De son côté, la Caisse conteste avoir procédé à des retenues à ce titre en expliquant qu’elle a eu connaissance du recours formé par l’intéressé contre la notification d’indu du 13 décembre 2023 mais elle explique que la procédure distincte de pénalités financières selon courrier du 6 août 2024 pour la somme de 42 078,09€ n’a pas été contestée en sorte qu’elle a procédé à des récupérations sur ce flux.
Il est constant que l’assignation en référé du Docteur [Q] vise à contester des retenues alléguées au titre de la notification d’indu du 13 décembre 2023 qu’il produit en pièce n°1 et pour laquelle il a saisi la commission de recours amiable et par la suite, au fond, le présent pôle social par requête en date du 21 mai 2024 (selon sa pièce n°3), mais il ne ressort pas des 7 pièces produites que sa demande concerne la procédure de pénalités financières qui n’est d’ailleurs pas évoquée dans ses pièces qui ne mentionnent pas une saisine de la [1] concernant cette seconde notification du 6 août 2024.

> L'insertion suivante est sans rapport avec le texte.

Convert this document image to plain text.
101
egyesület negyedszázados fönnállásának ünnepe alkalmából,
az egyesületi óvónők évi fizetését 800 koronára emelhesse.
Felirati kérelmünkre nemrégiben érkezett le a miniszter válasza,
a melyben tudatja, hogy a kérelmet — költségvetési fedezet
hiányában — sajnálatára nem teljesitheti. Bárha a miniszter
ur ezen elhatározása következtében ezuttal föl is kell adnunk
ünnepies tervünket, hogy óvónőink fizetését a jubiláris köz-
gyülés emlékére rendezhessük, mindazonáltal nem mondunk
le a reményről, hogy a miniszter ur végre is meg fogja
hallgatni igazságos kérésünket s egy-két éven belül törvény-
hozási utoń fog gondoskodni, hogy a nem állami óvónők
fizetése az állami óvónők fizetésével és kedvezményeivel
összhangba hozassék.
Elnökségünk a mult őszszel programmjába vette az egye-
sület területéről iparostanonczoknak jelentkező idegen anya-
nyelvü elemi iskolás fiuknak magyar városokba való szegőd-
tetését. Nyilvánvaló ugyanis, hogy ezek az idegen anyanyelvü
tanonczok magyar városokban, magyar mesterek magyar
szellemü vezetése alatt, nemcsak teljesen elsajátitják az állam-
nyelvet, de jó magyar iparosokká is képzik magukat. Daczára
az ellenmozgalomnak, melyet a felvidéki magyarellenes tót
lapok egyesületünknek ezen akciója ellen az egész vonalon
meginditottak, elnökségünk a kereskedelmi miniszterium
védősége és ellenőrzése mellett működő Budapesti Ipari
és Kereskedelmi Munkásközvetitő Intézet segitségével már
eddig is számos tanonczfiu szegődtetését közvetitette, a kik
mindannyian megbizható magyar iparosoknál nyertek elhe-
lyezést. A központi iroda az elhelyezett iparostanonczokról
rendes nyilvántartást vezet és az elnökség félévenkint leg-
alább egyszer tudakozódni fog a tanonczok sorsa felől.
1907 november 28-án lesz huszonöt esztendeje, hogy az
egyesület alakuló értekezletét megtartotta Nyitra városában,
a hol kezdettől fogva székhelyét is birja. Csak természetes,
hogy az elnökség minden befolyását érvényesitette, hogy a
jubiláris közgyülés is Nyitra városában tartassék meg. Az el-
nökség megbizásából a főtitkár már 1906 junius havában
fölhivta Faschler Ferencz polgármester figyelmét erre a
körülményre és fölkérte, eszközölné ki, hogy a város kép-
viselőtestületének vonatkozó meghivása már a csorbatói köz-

Aussi, il ne démontre pas que les retenues litigieuses concernent la notification d’indu et non la seconde procédure ayant pour objet les pénalités financières.
Il ressort donc de ces éléments que le trouble manifestement illicite n’est pas établi en sorte que toutes les demandes provisionnelles et d’astreinte seront rejetées.
Sur les autres demandes
Il est équitable de rejeter les demandes formulées de part et d’autre au titre de l’article 700 du code de procédure civile.
Compte tenu du rejet de la demande, les dépens seront mis à la charge du Docteur [T] [Q].
PAR CES MOTIFS
Le président de la formation de jugement, après en avoir délibéré conformément à la loi, statuant en référé, par ordonnance contradictoire et rendue en premier ressort, mise à disposition au greffe,
Rejetons les demandes le Docteur [T] [Q] en l’absence de trouble manifestement illicite,
Disons n’y avoir lieu à référé,
Mettons les dépens à la charge du Docteur [T] [Q].
Fait et jugé à [Localité 1] le 24 Février 2026
Le Greffier Le Président
N° RG 25/05595 – N° Portalis 352J-W-B7J-DBU6E
EXPÉDITION exécutoire dans l’affaire :
Demandeur : M. [T] [P]
Défendeur : ASSURANCE MALADIE DE [Localité 1]
EN CONSÉQUENCE, LA RÉPUBLIQUE FRANÇAISE mande et ordonne :
A tous les huissiers de justice, sur ce requis, de mettre ladite décision à exécution,
Aux procureurs généraux et aux procureurs de la République près les tribunaux judiciaire d’y tenir la main,
A tous commandants et officiers de la force publique de prêter main forte lorsqu’ils en seront légalement requis.
En foi de quoi la présente a été signée et délivrée par nous, Directeur de greffe soussigné au greffe du Tribunal judiciaire de Paris.